Continued investment in human resources: In 2024 Salik expanded its full-time workforce by 20% YoY, to 48 personnel, with the number of nationalities represented at 12. Salik continues to progress on Emiratization, attaining a level of 31.3% by the end of the year, a sequential improvement vs. 30.4% in Q3 2024.
Business Outlook - FY25 Guidance Revised Upwards
FY25 total revenue growth expected to increase 28-29% YoY, including the contribution from two new toll gates
Revenue growth: total revenue growth in FY25 is now expected to be in the range of 28-29% year-on-year, an increase compared to our previous guidance of 25-26%, this includes the impact of the two new gates introduced in November 2024 and the implementation of variable pricing on 31 January 2025. On a normalized basis, excluding the contribution from the two new gates, we continue to expect total revenue to increase 4-5% YoY in FY25.
EBITDA margin: is expected to be in the range of 68-69% compared to previous guidance of 67-68%.
-Ends-
About Salik Company PJSC
The Company was established in its current form, as a public joint stock company in June 2022 pursuant to Law No. (12) of 2022. 'Salik', which means 'seamless mobility' in Arabic, is Dubai's exclusive toll gate operator and manages the Emirate of Dubai's automatic toll gates utilizing Radio-Frequency-Identification (RFID) and Automatic-Number-Plate-Recognition (ANPR) technologies.

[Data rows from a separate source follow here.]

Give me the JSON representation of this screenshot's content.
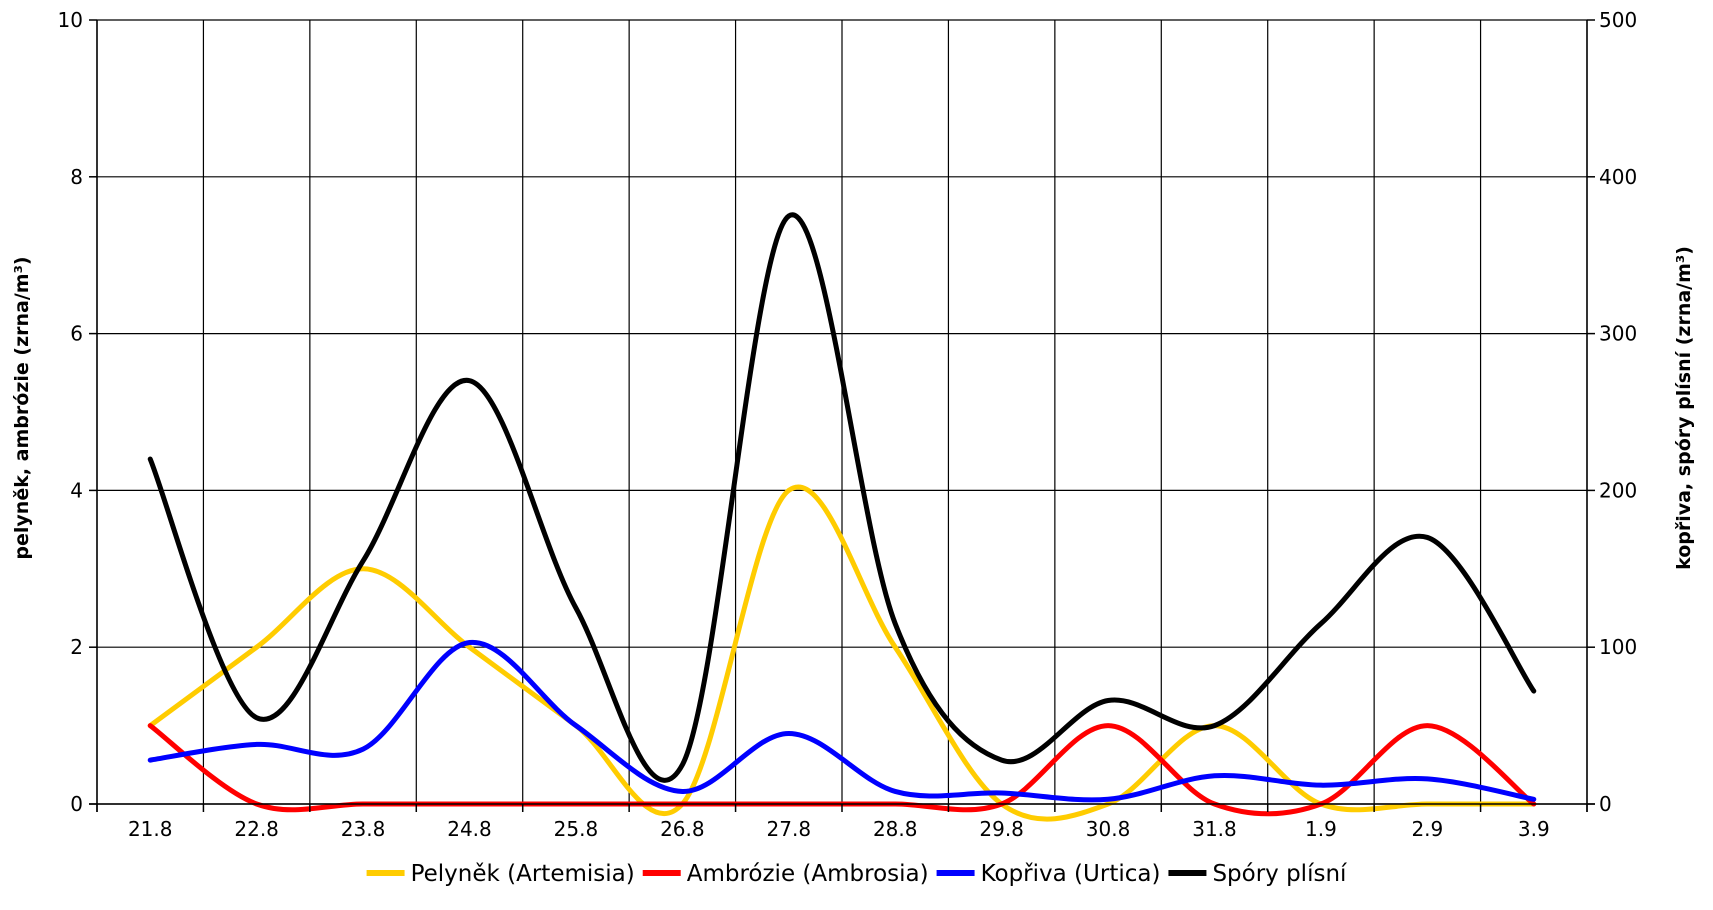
{
  "chart_data": {
    "type": "line",
    "title": "",
    "x": [
      "21.8",
      "22.8",
      "23.8",
      "24.8",
      "25.8",
      "26.8",
      "27.8",
      "28.8",
      "29.8",
      "30.8",
      "31.8",
      "1.9",
      "2.9",
      "3.9"
    ],
    "ylabel_left": "pelyněk, ambrózie (zrna/m³)",
    "ylabel_right": "kopřiva, spóry plísní (zrna/m³)",
    "ylim_left": [
      0,
      10
    ],
    "yticks_left": [
      0,
      2,
      4,
      6,
      8,
      10
    ],
    "ylim_right": [
      0,
      500
    ],
    "yticks_right": [
      0,
      100,
      200,
      300,
      400,
      500
    ],
    "grid": true,
    "legend_position": "bottom",
    "series": [
      {
        "name": "Pelyněk (Artemisia)",
        "axis": "left",
        "color": "#FFCC00",
        "values": [
          1,
          2,
          3,
          2,
          1,
          0,
          4,
          2,
          0,
          0,
          1,
          0,
          0,
          0
        ]
      },
      {
        "name": "Ambrózie (Ambrosia)",
        "axis": "left",
        "color": "#FF0000",
        "values": [
          1,
          0,
          0,
          0,
          0,
          0,
          0,
          0,
          0,
          1,
          0,
          0,
          1,
          0
        ]
      },
      {
        "name": "Kopřiva (Urtica)",
        "axis": "right",
        "color": "#0000FF",
        "values": [
          28,
          38,
          35,
          103,
          50,
          8,
          45,
          8,
          7,
          3,
          18,
          12,
          16,
          3
        ]
      },
      {
        "name": "Spóry plísní",
        "axis": "right",
        "color": "#000000",
        "values": [
          220,
          55,
          155,
          270,
          125,
          25,
          375,
          115,
          28,
          66,
          50,
          115,
          170,
          72
        ]
      }
    ]
  }
}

The Company currently operates exclusively all the toll gates located at strategic junctures, especially on Sheikh Zayed Road, which is considered the main road in Dubai. Salik listed on the Dubai Financial Market (DFM) on 29th September 2022. Under a 49-year concession agreement (ending in 2071), with the Roads and Transport Authority (RTA), Salik has the exclusive right to operate existing and any future toll gates in Dubai.
Investor Relations
Wassim El Hayek
Head of Investor Relations
Wassim.Elhayek@salik.a
Disclaimer
No statement in this document is intended to be nor may be construed as a profit forecast. Any statements made in this document which could be classed as "forward-looking" are based upon various assumptions, including management's examination of historical operating trends, data contained in the Company's records, and other data available from third parties. Although the Company believes that these assumptions were reasonable when made, these assumptions are inherently subject to significant risks, uncertainties, and contingencies. Forward-looking statements are not guarantees of future performance. Risks, uncertainties, and contingencies could cause the actual results of operations, financial condition, and liquidity of the Company to differ materially from those results expressed or implied in the document by such forward-looking statements. No representation or warranty is made that any of these forward-looking statements or forecasts will come to pass or that any forecast result will be achieved. No reliance should be placed on any forward-looking statement. We undertake no obligation to update any forward-looking statements to reflect events or circumstances after the date of this communication. Furthermore, no representation or warranty is made as to the accuracy, completeness, or reliability of the information contained in this document. The information, statements, and opinions provided herein do not constitute a public offer under any applicable legislation or an offer to sell or solicitation of an offer to buy Salik Shares. In the event of any discrepancy or error in the numbers presented in this document, the information provided in the official financial statements shall prevail. We do not accept any liability for errors or omissions in the information contained herein.